Claude Opus 4.6 scores 53.0 on the Intelligence Index — fourth overall. This surprises many people who consider it the best model available. The explanation lies in what the index measures versus what Opus excels at.
Opus 4.6 was designed for sustained agentic performance. Its METR-estimated task-completion horizon of 14.5 hours is the longest of any model — it can work autonomously on complex multi-step tasks without degrading. On SWE-bench Verified, it scores 80.8%, the highest of any model. These strengths don't fully show up in the Intelligence Index's benchmark mix.
If you're building agents, running long coding sessions, or need a model that maintains quality over thousands of interactions, Opus 4.6 is arguably still the best. For quick Q&A, one-shot tasks, and standard chat, GPT-5.4 and Gemini 3.1 Pro score higher.
For the first time, Chinese AI labs have placed models in the top 10. GLM-5 from Zhipu AI (49.8) and MiMo-V2-Pro from Xiaomi (49.2) both crack the top 10, ahead of established names like Qwen and Llama variants.
GLM-5 is particularly notable for its pricing: $1/$3.20 per million tokens makes it one of the cheapest frontier-adjacent models available. MiMo-V2-Pro gained attention after running anonymously as 'Hunter Alpha' on OpenRouter, processing over a trillion tokens before Xiaomi revealed its identity.
These models represent a shift in the competitive landscape. A year ago, only OpenAI, Anthropic, and Google had models above 45 on the Intelligence Index. Now, five different providers do.
Among the top 10 models by intelligence, the price spread is significant:
Gemini 3.1 Pro at $2/$12 is the cheapest frontier model. GPT-5.4 at $2.50/$15 is close. Claude Sonnet 4.6 at $3/$15 offers strong intelligence (51.7) at a mid-range price. GLM-5 at $1/$3.20 is the budget frontier option. Claude Opus 4.6 at $5/$25 is the most expensive.

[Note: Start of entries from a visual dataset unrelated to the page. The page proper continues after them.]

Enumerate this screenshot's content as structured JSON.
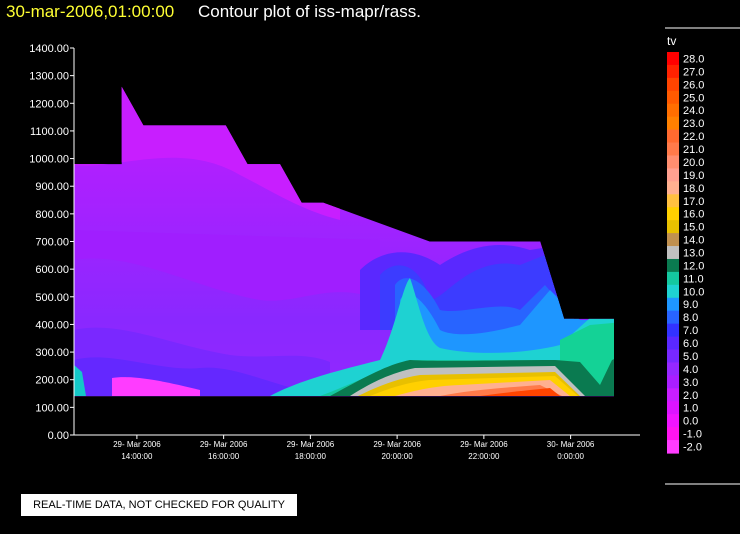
{
  "header": {
    "datetime": "30-mar-2006,01:00:00",
    "title": "Contour plot of iss-mapr/rass."
  },
  "footer": {
    "disclaimer": "REAL-TIME DATA, NOT CHECKED FOR QUALITY"
  },
  "colors": {
    "background": "#000000",
    "axis": "#ffffff",
    "datetime_text": "#ffff33"
  },
  "chart_data": {
    "type": "heatmap",
    "title": "Contour plot of iss-mapr/rass.",
    "xlabel": "",
    "ylabel": "",
    "x_ticks": [
      {
        "date": "29- Mar 2006",
        "time": "14:00:00"
      },
      {
        "date": "29- Mar 2006",
        "time": "16:00:00"
      },
      {
        "date": "29- Mar 2006",
        "time": "18:00:00"
      },
      {
        "date": "29- Mar 2006",
        "time": "20:00:00"
      },
      {
        "date": "29- Mar 2006",
        "time": "22:00:00"
      },
      {
        "date": "30- Mar 2006",
        "time": "0:00:00"
      }
    ],
    "xlim_hours": [
      12.55,
      25.6
    ],
    "y_ticks": [
      "0.00",
      "100.00",
      "200.00",
      "300.00",
      "400.00",
      "500.00",
      "600.00",
      "700.00",
      "800.00",
      "900.00",
      "1000.00",
      "1100.00",
      "1200.00",
      "1300.00",
      "1400.00"
    ],
    "ylim": [
      0,
      1400
    ],
    "coverage_top": {
      "hours": [
        12.55,
        13.65,
        13.65,
        14.15,
        16.05,
        16.55,
        17.3,
        17.8,
        18.3,
        20.75,
        22.8,
        23.3,
        23.85,
        25.0
      ],
      "heights": [
        980,
        980,
        1260,
        1120,
        1120,
        980,
        980,
        840,
        840,
        700,
        700,
        700,
        420,
        420
      ]
    },
    "coverage_bottom": 140,
    "colorbar": {
      "variable": "tv",
      "levels": [
        "28.0",
        "27.0",
        "26.0",
        "25.0",
        "24.0",
        "23.0",
        "22.0",
        "21.0",
        "20.0",
        "19.0",
        "18.0",
        "17.0",
        "16.0",
        "15.0",
        "14.0",
        "13.0",
        "12.0",
        "11.0",
        "10.0",
        "9.0",
        "8.0",
        "7.0",
        "6.0",
        "5.0",
        "4.0",
        "3.0",
        "2.0",
        "1.0",
        "0.0",
        "-1.0",
        "-2.0"
      ],
      "colors": [
        "#ff0000",
        "#ff2200",
        "#ff4400",
        "#ff5a00",
        "#ff6e00",
        "#ff8000",
        "#ff6a30",
        "#ff7a4a",
        "#ff8e70",
        "#ffa090",
        "#ffb090",
        "#ffc040",
        "#ffd000",
        "#e8c000",
        "#c09050",
        "#c0c0c0",
        "#0a7a50",
        "#14c8a0",
        "#1ed2d2",
        "#1e96ff",
        "#2864ff",
        "#3232ff",
        "#5a28ff",
        "#7828ff",
        "#9628ff",
        "#aa1eff",
        "#c81eff",
        "#dc14ff",
        "#f014ff",
        "#ff14f0",
        "#ff3cff"
      ]
    }
  }
}
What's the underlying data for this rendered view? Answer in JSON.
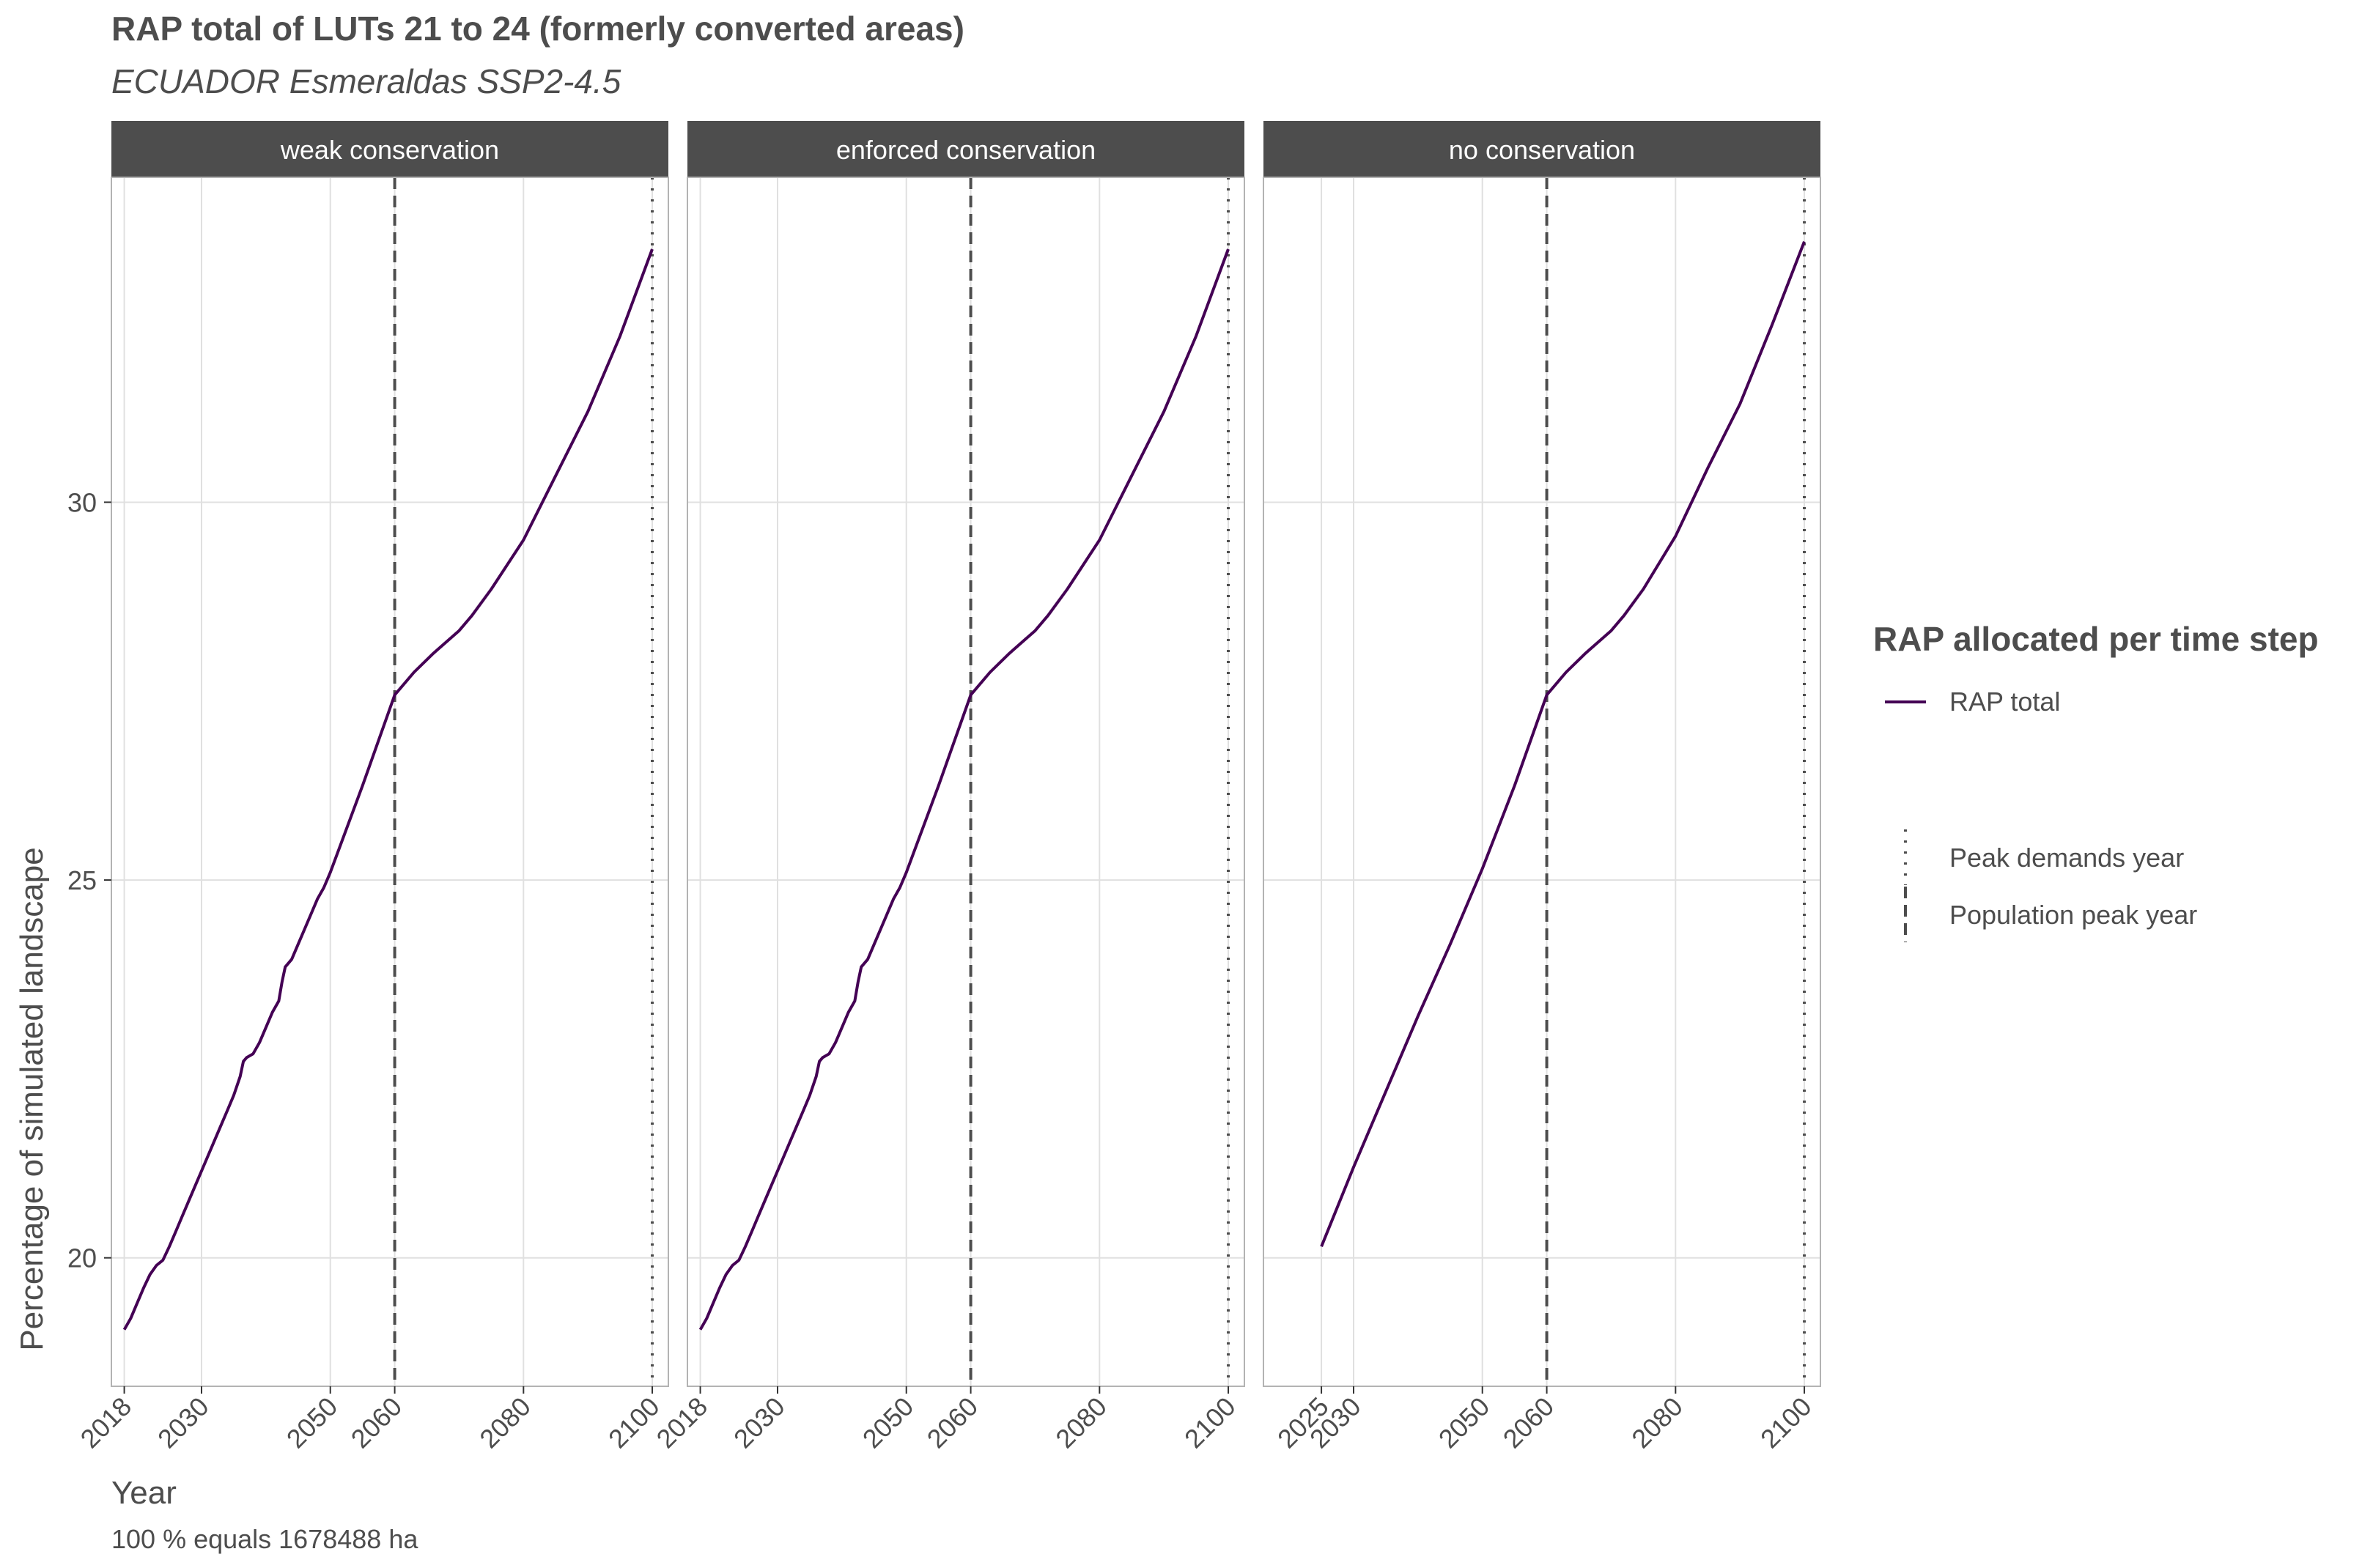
{
  "title": "RAP total of LUTs 21 to 24 (formerly converted areas)",
  "subtitle": "ECUADOR Esmeraldas SSP2-4.5",
  "caption": "100 % equals 1678488 ha",
  "legend": {
    "title": "RAP allocated per time step",
    "series_label": "RAP total",
    "peak_demands_label": "Peak demands year",
    "population_peak_label": "Population peak year"
  },
  "colors": {
    "series": "#440154",
    "strip": "#4d4d4d",
    "grid": "#e0e0e0",
    "panel_border": "#b3b3b3",
    "vline": "#4d4d4d"
  },
  "chart_data": {
    "type": "line",
    "xlabel": "Year",
    "ylabel": "Percentage of simulated landscape",
    "xlim": [
      2016,
      2102.5
    ],
    "ylim": [
      18.3,
      34.3
    ],
    "yticks": [
      20,
      25,
      30
    ],
    "grid": true,
    "legend_position": "right",
    "population_peak_year": 2060,
    "peak_demands_year": 2100,
    "panels": [
      {
        "name": "weak conservation",
        "xticks": [
          2018,
          2030,
          2050,
          2060,
          2080,
          2100
        ],
        "series": [
          {
            "name": "RAP total",
            "x": [
              2018,
              2019,
              2020,
              2021,
              2022,
              2023,
              2024,
              2025,
              2026,
              2027,
              2028,
              2029,
              2030,
              2031,
              2032,
              2033,
              2034,
              2035,
              2036,
              2036.5,
              2037,
              2038,
              2039,
              2040,
              2041,
              2042,
              2042.5,
              2043,
              2044,
              2045,
              2046,
              2047,
              2048,
              2049,
              2050,
              2055,
              2060,
              2063,
              2066,
              2070,
              2072,
              2075,
              2080,
              2085,
              2090,
              2095,
              2100
            ],
            "y": [
              19.05,
              19.2,
              19.4,
              19.6,
              19.78,
              19.9,
              19.97,
              20.15,
              20.35,
              20.55,
              20.75,
              20.95,
              21.15,
              21.35,
              21.55,
              21.75,
              21.95,
              22.15,
              22.4,
              22.6,
              22.65,
              22.7,
              22.85,
              23.05,
              23.25,
              23.4,
              23.65,
              23.85,
              23.95,
              24.15,
              24.35,
              24.55,
              24.75,
              24.9,
              25.1,
              26.25,
              27.45,
              27.75,
              28.0,
              28.3,
              28.5,
              28.85,
              29.5,
              30.35,
              31.2,
              32.2,
              33.35
            ]
          }
        ]
      },
      {
        "name": "enforced conservation",
        "xticks": [
          2018,
          2030,
          2050,
          2060,
          2080,
          2100
        ],
        "series": [
          {
            "name": "RAP total",
            "x": [
              2018,
              2019,
              2020,
              2021,
              2022,
              2023,
              2024,
              2025,
              2026,
              2027,
              2028,
              2029,
              2030,
              2031,
              2032,
              2033,
              2034,
              2035,
              2036,
              2036.5,
              2037,
              2038,
              2039,
              2040,
              2041,
              2042,
              2042.5,
              2043,
              2044,
              2045,
              2046,
              2047,
              2048,
              2049,
              2050,
              2055,
              2060,
              2063,
              2066,
              2070,
              2072,
              2075,
              2080,
              2085,
              2090,
              2095,
              2100
            ],
            "y": [
              19.05,
              19.2,
              19.4,
              19.6,
              19.78,
              19.9,
              19.97,
              20.15,
              20.35,
              20.55,
              20.75,
              20.95,
              21.15,
              21.35,
              21.55,
              21.75,
              21.95,
              22.15,
              22.4,
              22.6,
              22.65,
              22.7,
              22.85,
              23.05,
              23.25,
              23.4,
              23.65,
              23.85,
              23.95,
              24.15,
              24.35,
              24.55,
              24.75,
              24.9,
              25.1,
              26.25,
              27.45,
              27.75,
              28.0,
              28.3,
              28.5,
              28.85,
              29.5,
              30.35,
              31.2,
              32.2,
              33.35
            ]
          }
        ]
      },
      {
        "name": "no conservation",
        "xticks": [
          2025,
          2030,
          2050,
          2060,
          2080,
          2100
        ],
        "series": [
          {
            "name": "RAP total",
            "x": [
              2025,
              2030,
              2035,
              2040,
              2045,
              2050,
              2055,
              2060,
              2063,
              2066,
              2070,
              2072,
              2075,
              2080,
              2085,
              2090,
              2095,
              2100
            ],
            "y": [
              20.15,
              21.2,
              22.2,
              23.2,
              24.15,
              25.15,
              26.25,
              27.45,
              27.75,
              28.0,
              28.3,
              28.5,
              28.85,
              29.55,
              30.45,
              31.3,
              32.35,
              33.45
            ]
          }
        ]
      }
    ]
  }
}
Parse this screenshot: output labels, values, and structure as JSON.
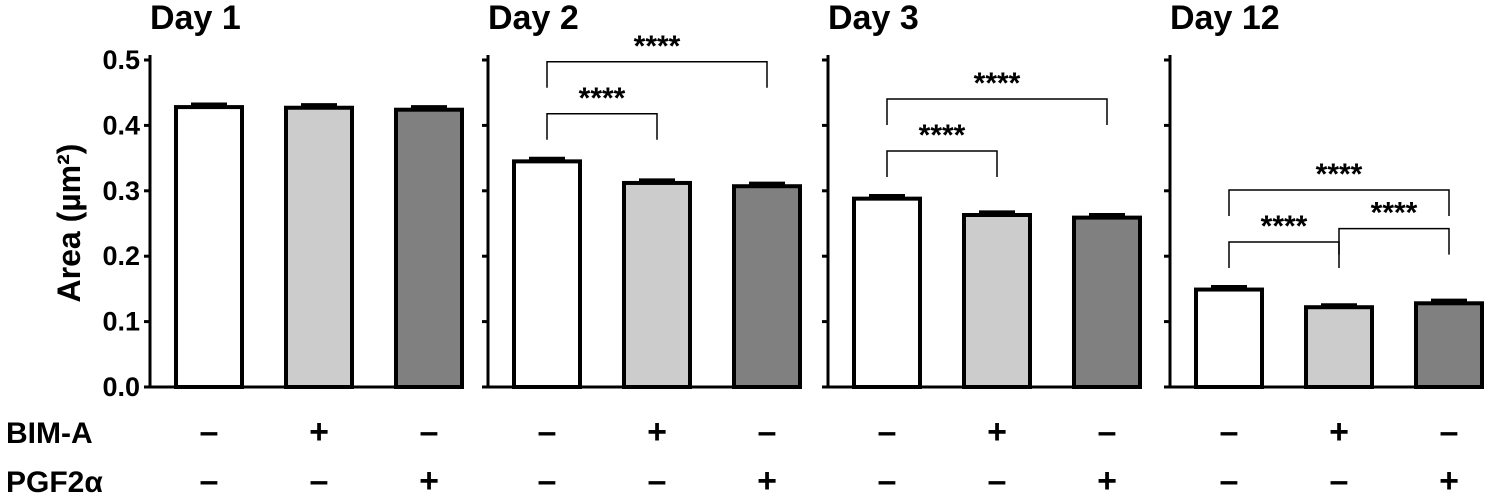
{
  "chart_data": {
    "type": "bar",
    "ylabel": "Area (µm²)",
    "ylim": [
      0,
      0.5
    ],
    "yticks": [
      "0.0",
      "0.1",
      "0.2",
      "0.3",
      "0.4",
      "0.5"
    ],
    "bar_colors": [
      "#ffffff",
      "#cccccc",
      "#808080"
    ],
    "condition_rows": [
      {
        "label": "BIM-A",
        "signs": [
          "–",
          "+",
          "–"
        ]
      },
      {
        "label": "PGF2α",
        "signs": [
          "–",
          "–",
          "+"
        ]
      }
    ],
    "panels": [
      {
        "title": "Day 1",
        "values": [
          0.428,
          0.427,
          0.424
        ],
        "errors": [
          0.004,
          0.004,
          0.004
        ],
        "significance": []
      },
      {
        "title": "Day 2",
        "values": [
          0.345,
          0.312,
          0.307
        ],
        "errors": [
          0.004,
          0.004,
          0.004
        ],
        "significance": [
          {
            "from": 0,
            "to": 1,
            "label": "****"
          },
          {
            "from": 0,
            "to": 2,
            "label": "****"
          }
        ]
      },
      {
        "title": "Day 3",
        "values": [
          0.288,
          0.263,
          0.259
        ],
        "errors": [
          0.004,
          0.004,
          0.004
        ],
        "significance": [
          {
            "from": 0,
            "to": 1,
            "label": "****"
          },
          {
            "from": 0,
            "to": 2,
            "label": "****"
          }
        ]
      },
      {
        "title": "Day 12",
        "values": [
          0.149,
          0.122,
          0.128
        ],
        "errors": [
          0.004,
          0.003,
          0.004
        ],
        "significance": [
          {
            "from": 0,
            "to": 1,
            "label": "****"
          },
          {
            "from": 0,
            "to": 2,
            "label": "****"
          },
          {
            "from": 1,
            "to": 2,
            "label": "****"
          }
        ]
      }
    ]
  }
}
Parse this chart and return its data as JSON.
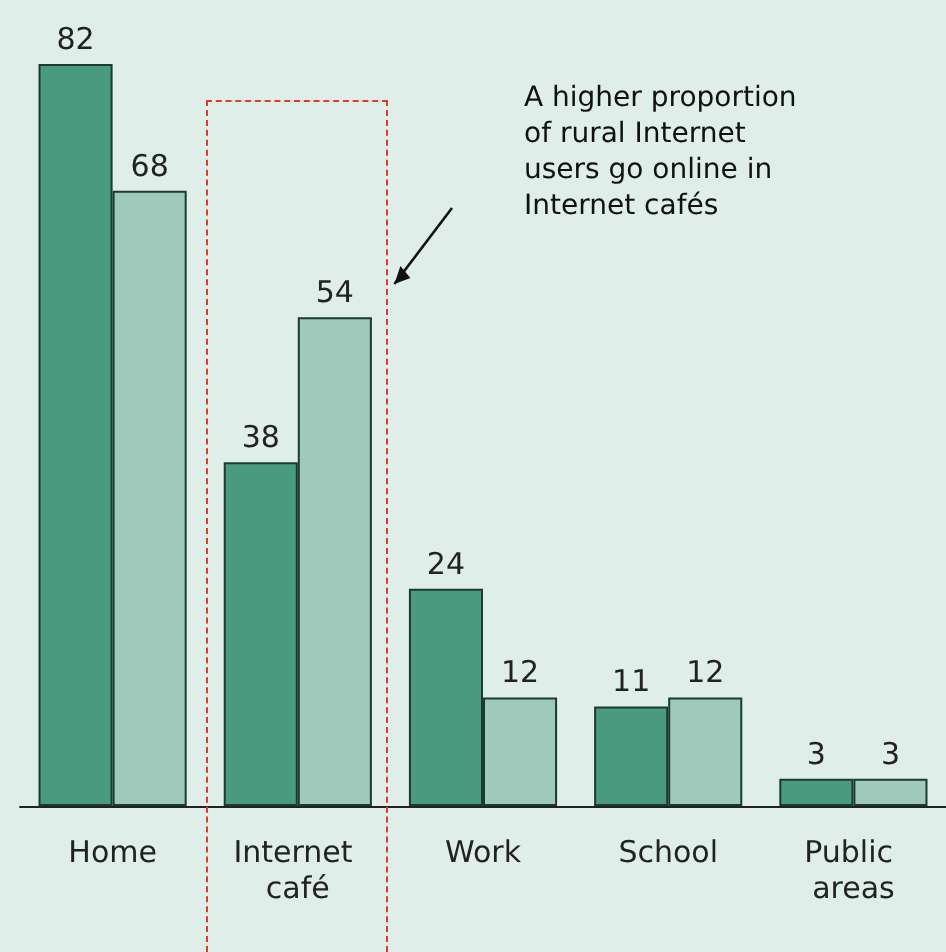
{
  "chart_data": {
    "type": "bar",
    "categories": [
      "Home",
      "Internet café",
      "Work",
      "School",
      "Public areas"
    ],
    "series": [
      {
        "color": "#4a9a80",
        "values": [
          82,
          38,
          24,
          11,
          3
        ]
      },
      {
        "color": "#9fc9bb",
        "values": [
          68,
          54,
          12,
          12,
          3
        ]
      }
    ],
    "data_labels": true,
    "grid": false,
    "annotations": [
      "A higher proportion of rural Internet users go online in Internet cafés"
    ]
  }
}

For most use cases, the $3-4 difference between the cheapest and most expensive frontier model matters less than getting the right model for your task. But at scale — millions of API calls per month — Gemini's pricing advantage compounds significantly.
Rankings use the Artificial Analysis Intelligence Index, a composite of MMLU-Pro, GPQA, LiveCodeBench, MATH-500, and related benchmarks. Data is updated daily. Pricing reflects standard API tier at each provider.
Gemini 3.1 Pro is our overall pick: tied at #1 on intelligence, 20% cheaper than GPT-5.4, and 47% faster. GPT-5.4 is better for coding-heavy work. Claude Opus 4.6 is the best for agentic workflows and sustained performance. GLM-5 is the value dark horse at $1/1M input tokens.
Published March 28, 2026. Data updated daily from independent benchmarks and API providers.